3 types of nightmares that interrupt your sleep

LLet’s be honest: in many ways, 2022 feels like a waking nightmare (see… any news broadcast). When current events take a toll on your mental health, logging a good night’s rest is a key element in maintaining your peace of mind. So if frightening dreams are becoming a regular night visitor, one psychologist says there are three types of nightmares you need to be aware of (and some key steps you can take to keep them at bay).

“Nightmares are often called parasomnias,” says psychotherapist Lee Phillips, LCSW, EdD. (Parasomnia is an umbrella term for various sleep disorders including nightmares, sleepwalking, and sleep paralysis.) “Nightmares can occur while the person is falling asleep, during sleep, or upon awakening,” says Dr. Phillips. Most people report having nightmares during rapid eye movement (REM) sleep, a stage of sleep characterized by increased brain activity, increased heart rate, and faster breathing.

What causes nightmares is a mystery. We know that Vecna ​​doesn’t drag you into the Upside Down, but studies are slowly beginning to reveal more about it. “Studies show nightmares it can be caused by trauma, lack of sleep, medications, substance use, watching scary movies, reading scary books, and other disorders,” says Dr. Phillips. He notes that his own clients have experienced nightmares along with stress, anxiety and depression.

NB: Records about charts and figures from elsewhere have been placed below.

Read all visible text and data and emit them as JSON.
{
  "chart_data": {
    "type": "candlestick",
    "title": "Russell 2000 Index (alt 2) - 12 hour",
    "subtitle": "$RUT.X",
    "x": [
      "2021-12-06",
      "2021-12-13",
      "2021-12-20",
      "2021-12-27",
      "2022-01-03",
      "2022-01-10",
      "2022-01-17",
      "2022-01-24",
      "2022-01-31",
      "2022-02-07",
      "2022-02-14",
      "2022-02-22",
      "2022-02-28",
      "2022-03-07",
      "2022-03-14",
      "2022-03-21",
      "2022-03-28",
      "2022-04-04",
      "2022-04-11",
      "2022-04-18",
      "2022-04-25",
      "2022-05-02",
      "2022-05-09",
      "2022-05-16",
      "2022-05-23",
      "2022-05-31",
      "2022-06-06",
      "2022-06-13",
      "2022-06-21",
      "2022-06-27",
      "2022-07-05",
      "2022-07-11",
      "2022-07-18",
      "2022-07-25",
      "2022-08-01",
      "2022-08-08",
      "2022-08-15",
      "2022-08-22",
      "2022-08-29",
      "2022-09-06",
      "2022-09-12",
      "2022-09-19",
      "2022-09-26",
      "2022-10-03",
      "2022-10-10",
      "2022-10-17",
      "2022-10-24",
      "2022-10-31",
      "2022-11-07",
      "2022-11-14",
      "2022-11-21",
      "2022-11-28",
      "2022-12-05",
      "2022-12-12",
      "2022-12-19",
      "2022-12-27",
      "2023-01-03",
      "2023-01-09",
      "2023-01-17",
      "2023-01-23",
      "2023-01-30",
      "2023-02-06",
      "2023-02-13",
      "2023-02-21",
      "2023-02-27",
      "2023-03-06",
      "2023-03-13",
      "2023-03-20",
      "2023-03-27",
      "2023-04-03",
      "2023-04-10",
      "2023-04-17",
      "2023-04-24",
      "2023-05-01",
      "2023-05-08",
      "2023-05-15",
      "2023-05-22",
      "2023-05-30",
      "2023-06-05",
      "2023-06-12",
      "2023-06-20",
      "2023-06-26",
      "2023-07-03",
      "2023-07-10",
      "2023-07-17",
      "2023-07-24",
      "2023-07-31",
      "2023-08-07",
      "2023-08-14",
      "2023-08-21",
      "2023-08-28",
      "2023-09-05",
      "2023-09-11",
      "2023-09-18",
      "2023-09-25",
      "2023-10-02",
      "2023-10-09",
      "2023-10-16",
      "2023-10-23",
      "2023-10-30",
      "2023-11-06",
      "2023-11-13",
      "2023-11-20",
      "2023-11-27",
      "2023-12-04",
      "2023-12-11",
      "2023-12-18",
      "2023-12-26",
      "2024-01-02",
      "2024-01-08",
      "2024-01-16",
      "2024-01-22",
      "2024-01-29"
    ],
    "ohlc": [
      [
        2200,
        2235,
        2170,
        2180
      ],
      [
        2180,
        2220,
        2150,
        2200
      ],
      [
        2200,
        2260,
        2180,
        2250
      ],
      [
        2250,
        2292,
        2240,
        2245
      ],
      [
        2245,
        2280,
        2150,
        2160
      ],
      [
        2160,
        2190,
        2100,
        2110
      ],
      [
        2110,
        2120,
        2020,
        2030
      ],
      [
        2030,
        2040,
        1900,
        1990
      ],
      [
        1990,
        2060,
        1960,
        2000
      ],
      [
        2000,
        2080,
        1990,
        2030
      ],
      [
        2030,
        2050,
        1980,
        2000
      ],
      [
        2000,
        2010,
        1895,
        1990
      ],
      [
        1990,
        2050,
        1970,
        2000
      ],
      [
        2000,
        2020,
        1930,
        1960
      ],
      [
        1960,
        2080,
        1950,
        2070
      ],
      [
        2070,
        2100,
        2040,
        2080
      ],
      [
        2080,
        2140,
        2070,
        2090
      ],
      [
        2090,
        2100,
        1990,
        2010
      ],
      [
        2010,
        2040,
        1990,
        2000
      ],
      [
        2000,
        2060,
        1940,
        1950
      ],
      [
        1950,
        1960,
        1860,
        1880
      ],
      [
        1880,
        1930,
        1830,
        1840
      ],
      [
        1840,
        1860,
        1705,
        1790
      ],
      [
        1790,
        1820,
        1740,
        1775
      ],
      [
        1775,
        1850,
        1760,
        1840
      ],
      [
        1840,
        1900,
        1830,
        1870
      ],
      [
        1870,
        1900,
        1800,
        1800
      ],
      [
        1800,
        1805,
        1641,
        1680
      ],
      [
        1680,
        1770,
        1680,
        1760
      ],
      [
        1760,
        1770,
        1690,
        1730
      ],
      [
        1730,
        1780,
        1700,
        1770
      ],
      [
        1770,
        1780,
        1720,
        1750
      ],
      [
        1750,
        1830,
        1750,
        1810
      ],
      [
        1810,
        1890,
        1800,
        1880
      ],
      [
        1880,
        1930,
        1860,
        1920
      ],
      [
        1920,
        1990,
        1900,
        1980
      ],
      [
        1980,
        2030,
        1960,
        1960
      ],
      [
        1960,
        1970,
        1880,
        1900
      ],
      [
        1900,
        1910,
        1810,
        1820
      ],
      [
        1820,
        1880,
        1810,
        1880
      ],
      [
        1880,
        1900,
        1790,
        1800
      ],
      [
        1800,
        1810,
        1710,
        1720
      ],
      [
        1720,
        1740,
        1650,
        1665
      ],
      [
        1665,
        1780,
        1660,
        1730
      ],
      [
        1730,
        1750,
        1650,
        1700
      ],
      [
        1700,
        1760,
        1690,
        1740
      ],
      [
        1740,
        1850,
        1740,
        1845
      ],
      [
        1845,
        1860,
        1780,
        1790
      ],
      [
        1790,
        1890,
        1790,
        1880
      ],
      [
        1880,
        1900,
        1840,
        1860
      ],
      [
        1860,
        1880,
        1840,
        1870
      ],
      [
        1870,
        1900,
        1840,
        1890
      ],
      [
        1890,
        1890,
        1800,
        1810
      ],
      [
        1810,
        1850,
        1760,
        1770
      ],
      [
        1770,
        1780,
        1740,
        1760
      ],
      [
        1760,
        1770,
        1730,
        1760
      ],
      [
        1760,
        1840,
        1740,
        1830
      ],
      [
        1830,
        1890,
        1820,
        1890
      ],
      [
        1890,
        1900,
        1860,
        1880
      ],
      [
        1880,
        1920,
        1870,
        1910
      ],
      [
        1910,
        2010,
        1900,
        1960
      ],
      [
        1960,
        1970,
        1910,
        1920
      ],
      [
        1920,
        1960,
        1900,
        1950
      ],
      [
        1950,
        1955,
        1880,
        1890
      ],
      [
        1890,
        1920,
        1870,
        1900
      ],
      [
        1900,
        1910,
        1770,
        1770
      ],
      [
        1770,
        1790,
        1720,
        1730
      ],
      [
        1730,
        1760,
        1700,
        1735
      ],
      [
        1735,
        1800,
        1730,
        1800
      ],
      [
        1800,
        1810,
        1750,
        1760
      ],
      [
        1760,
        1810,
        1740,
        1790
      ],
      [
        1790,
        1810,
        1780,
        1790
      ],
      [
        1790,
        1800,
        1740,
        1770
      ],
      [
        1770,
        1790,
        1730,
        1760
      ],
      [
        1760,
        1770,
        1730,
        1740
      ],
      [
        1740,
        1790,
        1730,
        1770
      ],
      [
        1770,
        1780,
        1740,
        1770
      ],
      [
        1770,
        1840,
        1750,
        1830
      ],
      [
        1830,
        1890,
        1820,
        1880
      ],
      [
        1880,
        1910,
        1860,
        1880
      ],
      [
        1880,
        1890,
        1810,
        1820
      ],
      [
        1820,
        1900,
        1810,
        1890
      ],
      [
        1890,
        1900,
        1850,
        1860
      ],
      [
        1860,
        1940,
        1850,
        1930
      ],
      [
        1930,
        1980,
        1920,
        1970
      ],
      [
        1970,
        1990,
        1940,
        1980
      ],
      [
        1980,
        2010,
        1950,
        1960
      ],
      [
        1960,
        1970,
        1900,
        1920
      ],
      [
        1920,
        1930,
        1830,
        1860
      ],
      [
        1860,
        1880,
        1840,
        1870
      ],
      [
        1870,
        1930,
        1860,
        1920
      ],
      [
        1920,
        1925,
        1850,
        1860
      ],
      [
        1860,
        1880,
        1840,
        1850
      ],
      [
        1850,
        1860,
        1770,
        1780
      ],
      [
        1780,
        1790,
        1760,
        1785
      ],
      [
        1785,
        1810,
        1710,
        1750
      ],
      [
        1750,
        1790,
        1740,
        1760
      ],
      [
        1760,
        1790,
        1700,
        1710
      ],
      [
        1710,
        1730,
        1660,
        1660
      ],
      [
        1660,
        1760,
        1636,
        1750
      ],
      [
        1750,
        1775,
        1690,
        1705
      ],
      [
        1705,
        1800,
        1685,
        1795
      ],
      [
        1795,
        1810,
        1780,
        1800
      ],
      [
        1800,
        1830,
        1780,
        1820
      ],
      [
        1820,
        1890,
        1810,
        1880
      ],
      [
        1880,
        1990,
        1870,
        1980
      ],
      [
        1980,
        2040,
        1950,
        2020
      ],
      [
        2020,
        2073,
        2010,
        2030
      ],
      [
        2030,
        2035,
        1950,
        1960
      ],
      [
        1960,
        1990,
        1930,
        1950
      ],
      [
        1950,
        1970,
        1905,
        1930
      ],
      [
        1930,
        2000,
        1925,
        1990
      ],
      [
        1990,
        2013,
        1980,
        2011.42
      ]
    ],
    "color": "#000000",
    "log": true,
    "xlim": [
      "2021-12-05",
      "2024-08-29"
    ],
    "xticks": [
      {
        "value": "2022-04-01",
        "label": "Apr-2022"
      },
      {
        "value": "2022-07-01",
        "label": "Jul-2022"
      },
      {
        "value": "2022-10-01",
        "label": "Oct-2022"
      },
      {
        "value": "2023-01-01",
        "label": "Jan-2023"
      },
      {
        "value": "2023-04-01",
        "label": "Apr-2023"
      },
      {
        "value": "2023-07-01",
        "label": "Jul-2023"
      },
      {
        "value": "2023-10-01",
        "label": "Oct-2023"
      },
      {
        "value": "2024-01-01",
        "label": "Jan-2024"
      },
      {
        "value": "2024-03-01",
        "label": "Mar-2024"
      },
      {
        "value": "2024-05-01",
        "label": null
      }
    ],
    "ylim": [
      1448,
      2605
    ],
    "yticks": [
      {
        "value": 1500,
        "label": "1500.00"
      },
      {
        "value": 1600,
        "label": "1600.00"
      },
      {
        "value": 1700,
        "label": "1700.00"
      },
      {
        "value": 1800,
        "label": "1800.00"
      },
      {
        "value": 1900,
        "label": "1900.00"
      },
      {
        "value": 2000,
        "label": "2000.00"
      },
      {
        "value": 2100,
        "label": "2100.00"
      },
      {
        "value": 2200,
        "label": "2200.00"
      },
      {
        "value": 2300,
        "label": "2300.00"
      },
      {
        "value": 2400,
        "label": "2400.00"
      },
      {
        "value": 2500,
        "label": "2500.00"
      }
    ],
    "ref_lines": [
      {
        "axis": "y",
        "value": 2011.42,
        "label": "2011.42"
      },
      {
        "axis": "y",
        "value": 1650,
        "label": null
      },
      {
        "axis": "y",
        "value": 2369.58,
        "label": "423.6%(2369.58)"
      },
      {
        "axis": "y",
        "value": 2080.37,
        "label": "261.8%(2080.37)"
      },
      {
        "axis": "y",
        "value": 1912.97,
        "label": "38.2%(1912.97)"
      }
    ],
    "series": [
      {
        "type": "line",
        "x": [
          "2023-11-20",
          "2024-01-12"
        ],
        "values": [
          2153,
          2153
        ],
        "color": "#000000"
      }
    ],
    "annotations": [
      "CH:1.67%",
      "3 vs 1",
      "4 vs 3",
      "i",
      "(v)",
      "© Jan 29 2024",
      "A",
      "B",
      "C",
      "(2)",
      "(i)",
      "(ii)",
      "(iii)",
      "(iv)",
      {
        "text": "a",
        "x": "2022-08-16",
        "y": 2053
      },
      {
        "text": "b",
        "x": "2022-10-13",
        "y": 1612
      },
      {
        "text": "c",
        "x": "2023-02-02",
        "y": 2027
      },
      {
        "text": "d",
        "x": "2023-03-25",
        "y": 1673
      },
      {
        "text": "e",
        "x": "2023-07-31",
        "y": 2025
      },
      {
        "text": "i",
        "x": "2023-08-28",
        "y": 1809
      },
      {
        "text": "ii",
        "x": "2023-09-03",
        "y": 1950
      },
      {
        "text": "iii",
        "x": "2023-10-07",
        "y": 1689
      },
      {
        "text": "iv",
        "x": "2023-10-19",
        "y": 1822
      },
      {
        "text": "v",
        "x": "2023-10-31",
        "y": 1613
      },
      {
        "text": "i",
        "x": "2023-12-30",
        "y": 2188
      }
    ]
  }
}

Although the science of nightmares is still in its early stages, researchers have managed to identify three specific types of nightmares. Below, Dr. Phillips breaks them down and explains why he may be experiencing them. In addition, he offers some ways to try to get you to sleep full of good dreams. Just remember: If your nightmares keep you from getting a good night’s sleep or persist, it’s a good idea to talk to your doctor to find out what personalized changes you can make to make your time in bed more restful.

The three types of nightmares

1. Idiopathic nightmares

Idiopathic nightmares are imaginative dream sequences that are not the result of trauma. (They are the most common type of disturbed dreams.) A person often begins to have this type of dream in childhood and can follow it into adulthood. For example, growing up, I had nightmares about the purple Teletubby (“Tinky-Winky”) trying to join my volleyball team. (Fortunately, I no longer have this one.)

“Idiopathic nightmares occur when a person is highly stressed,” says Dr. Phillips. “The person can also have these types of nightmares due to other mental health problems, such as anxiety, depression, bipolar disorder and psychotic disorders.”

Dr. Phillips says that idiopathic nightmares can lead to emotional irritability during the day. “Due to high levels of stress, the person may experience emotional instability, causing them to experience early (not being able to fall asleep) and mid-insomnia (waking up in the middle of REM sleep), he says.

2. Recurring nightmares

As the name implies, recurring nightmares are nightmares that recur semi-frequently. Recurring dreams are common during times of uncontrolled stress and may reflect ongoing conflicts that you are unable or unwilling to resolve. A classic example is a dream in which you arrive at school completely naked because you don’t feel prepared for what the day holds. If you continue to feel overwhelmed at work, these dreams may keep visiting you.

“Recurring nightmares can cause irritability due to lack of sleep. People often get upset because it’s the same dream over and over,” says Dr. Phillips. “They may also experience anxiety and worry because they fear the nightmares won’t end.”

3. Post-traumatic nightmares

Post-traumatic nightmares essentially recreate a traumatic moment in vivid detail and are very common in people who have post-traumatic stress disorder (PTSD).

“Post-traumatic nightmares can cause severe symptoms of anxiety and panic. The person may also experience irritability and depression,” says Dr. Lee. He adds that these kinds of dreams will lead to trouble falling asleep. Y falling asleep In the worst case, patients may self-medicate to help them stay asleep (a measure that will only make things worse).

Fortunately, researchers are beginning to develop treatment options for people whose past appears in their dreams. If this sounds like you, it’s a good idea to work directly with a mental health expert.

How to deal if your night hours are plagued by bad dreams

If you dread bedtime, Dr. Phillips recommends prioritizing self-care above all else. “Nightmares tend to take their own course of action and can lessen over time. We may not be able to stop them, but we can calm them down by engaging in self-care, such as exercise, mindfulness, healthy eating habits, and psychotherapy,” she says. the.

She also recommends refraining from drinking and making sure you leave at least a few hours between the time you take your last bite of dinner and the time you go to bed.

You can also try meditating under the covers, listening to a dream story, or doing something else that you find relaxing and safe. And, just to really emphasize this point, be sure to seek professional help if your dreams are getting out of hand. You deserve a good night’s rest.